Lower-pressure systems dictate the use of a thicker grade of filler to make the gasket softer, whereas higher-pressure vessels require gaskets with a thinner gauge of filler. This not only increases the number of metal plies in the gasket, but also makes it denser and more capable of withstanding higher compressive loads. System pressure is exerted on the outside diameter (OD) of the gasket, which is seated at the door-to-vessel interface. This makes sealing failures readily apparent if the gasket is seen protruding toward the ID of the connection. Where this type of failure has been observed and in applications with high-pressure cycling, a solid metal inner ring can be designed for the gasket.
The first choice for manways with internal pressures under 1,000 psig are corrugated metal core gaskets with graphite facing (Figure 3). These gaskets consist of a relatively thick metal core that is corrugated to create concentric or parallel ridges and faced with graphite sheet material. They work best when the flange width of the gasket is one-half inch or greater. For flange widths less than one-half inch, the gasket supplier should be consulted.
Figure 3. Corrugated metal core gaskets with graphite facing are recommended for manways with internal pressures of less than 1,000 psig and flange width one-half inch or greater.

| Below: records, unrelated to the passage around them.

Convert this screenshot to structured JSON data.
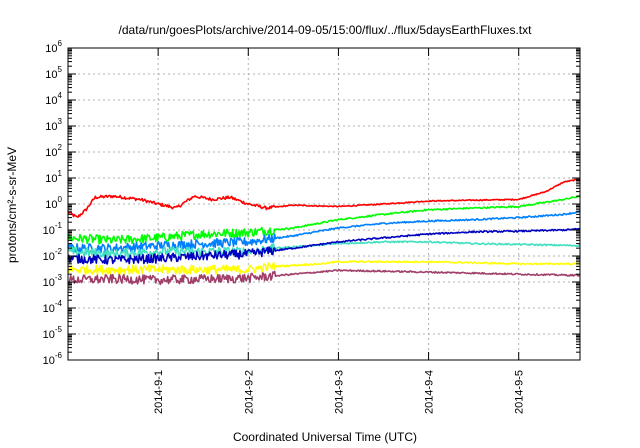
{
  "chart_data": {
    "type": "line",
    "title": "/data/run/goesPlots/archive/2014-09-05/15:00/flux/../flux/5daysEarthFluxes.txt",
    "xlabel": "Coordinated Universal Time (UTC)",
    "ylabel": "protons/cm²-s-sr-MeV",
    "y_scale": "log",
    "ylim_exponents": [
      -6,
      6
    ],
    "x_ticks": [
      "2014-9-1",
      "2014-9-2",
      "2014-9-3",
      "2014-9-4",
      "2014-9-5"
    ],
    "x_tick_positions_days": [
      1,
      2,
      3,
      4,
      5
    ],
    "xlim_days": [
      0,
      5.68
    ],
    "grid": true,
    "series": [
      {
        "color": "#ff0000",
        "x": [
          0,
          0.1,
          0.2,
          0.3,
          0.5,
          0.8,
          1.0,
          1.2,
          1.4,
          1.6,
          1.8,
          2.0,
          2.2,
          2.5,
          3.0,
          3.5,
          4.0,
          4.5,
          5.0,
          5.3,
          5.5,
          5.68
        ],
        "values": [
          0.5,
          0.3,
          0.6,
          1.8,
          2.0,
          1.5,
          1.0,
          0.7,
          2.0,
          1.5,
          1.8,
          1.0,
          0.7,
          0.9,
          0.8,
          1.0,
          1.3,
          1.4,
          1.5,
          3.0,
          7.0,
          9.0
        ]
      },
      {
        "color": "#00ff00",
        "x": [
          0,
          0.5,
          1.0,
          1.5,
          2.0,
          2.5,
          3.0,
          3.5,
          4.0,
          4.5,
          5.0,
          5.5,
          5.68
        ],
        "values": [
          0.05,
          0.04,
          0.05,
          0.07,
          0.08,
          0.12,
          0.25,
          0.4,
          0.6,
          0.7,
          0.8,
          1.5,
          2.0
        ]
      },
      {
        "color": "#0080ff",
        "x": [
          0,
          0.5,
          1.0,
          1.5,
          2.0,
          2.5,
          3.0,
          3.5,
          4.0,
          4.5,
          5.0,
          5.5,
          5.68
        ],
        "values": [
          0.02,
          0.02,
          0.025,
          0.03,
          0.035,
          0.06,
          0.12,
          0.18,
          0.22,
          0.25,
          0.3,
          0.4,
          0.5
        ]
      },
      {
        "color": "#40e0c0",
        "x": [
          0,
          0.5,
          1.0,
          1.5,
          2.0,
          2.3,
          2.7,
          3.0,
          3.5,
          4.0,
          4.5,
          5.0,
          5.68
        ],
        "values": [
          0.015,
          0.012,
          0.015,
          0.015,
          0.015,
          0.02,
          0.025,
          0.03,
          0.035,
          0.035,
          0.03,
          0.028,
          0.025
        ]
      },
      {
        "color": "#0000c0",
        "x": [
          0,
          0.5,
          1.0,
          1.5,
          2.0,
          2.5,
          3.0,
          3.5,
          4.0,
          4.5,
          5.0,
          5.5,
          5.68
        ],
        "values": [
          0.008,
          0.007,
          0.008,
          0.01,
          0.012,
          0.02,
          0.035,
          0.05,
          0.07,
          0.085,
          0.09,
          0.1,
          0.11
        ]
      },
      {
        "color": "#ffff00",
        "x": [
          0,
          0.5,
          1.0,
          1.5,
          2.0,
          2.3,
          2.8,
          3.0,
          3.5,
          4.0,
          4.5,
          5.0,
          5.68
        ],
        "values": [
          0.003,
          0.003,
          0.003,
          0.003,
          0.003,
          0.004,
          0.005,
          0.006,
          0.006,
          0.006,
          0.0055,
          0.005,
          0.005
        ]
      },
      {
        "color": "#a0406a",
        "x": [
          0,
          0.5,
          1.0,
          1.5,
          2.0,
          2.5,
          3.0,
          3.5,
          4.0,
          4.5,
          5.0,
          5.68
        ],
        "values": [
          0.0012,
          0.0013,
          0.0012,
          0.0013,
          0.0014,
          0.002,
          0.0028,
          0.0026,
          0.0024,
          0.0022,
          0.002,
          0.0018
        ]
      }
    ]
  }
}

Flexible graphite sheets can be used to effectively seal boiler manholes and handholes as long as the gasket is at least one-half inch wide, and preferably three-quarters of an inch or more. For connections requiring a gasket width of less than one-half inch, spiral-wound gaskets should be used since uneven compressive load can adversely affect graphite sheet gasketing. Most graphite sheet gaskets contain a metal insert, and in some cases multiple inserts, to facilitate handling without damaging the gasket.
Figure 4. Kammprofile gaskets seal less-than-perfect flanges and withstand extreme temperature and pressure excursions.
Kammprofile gaskets (Figure 4) are an excellent alternative for applications where the available seating stress is too low for a spiral-wound gasket, but gasket cross-section, system pressures, surface irregularities and other conditions are not conducive to the use of flexible graphite or non-metallic gasketing materials. These type of gaskets consist of a metal ring with deep grooves and faced with a soft material such as expanded graphite, micro-cellular PTFE or expanded PTFE.
High compressibility, low-creep PTFE gaskets are biaxially oriented with either a micro-cellular structure or filled with micro-balloons. They have been used successfully in sealing manway and handhole flanges for chemical services, but are not usually recommended for steam/boiler applications. The chart below provides a quick reference for matching gaskets to service conditions.
Since manway and handhole gaskets are installed on the inside of a vessel, pressure-sensitive adhesives are sometimes used to affix them gasket to the covers. However, these adhesives soften or melt at steam temperatures, and may break down in chemical service.
Non-metallic gaskets should be installed without adhesive, but a few small spots of spray contact adhesive can be used to hold them in place. Metal gaskets are available with retention tabs to hold them in place during installation.
Sealing internal manways and handholes can be difficult given the pressure differentials and other conditions to which they are subjected. Most assemblies generate low compressive load during bolt-up, and some produce high compressive stresses when internal pressure is applied. Different types of gaskets are available to seal these openings, but their effectiveness will depend on selecting the right type of gasket, correctly dimensioned for the specific application.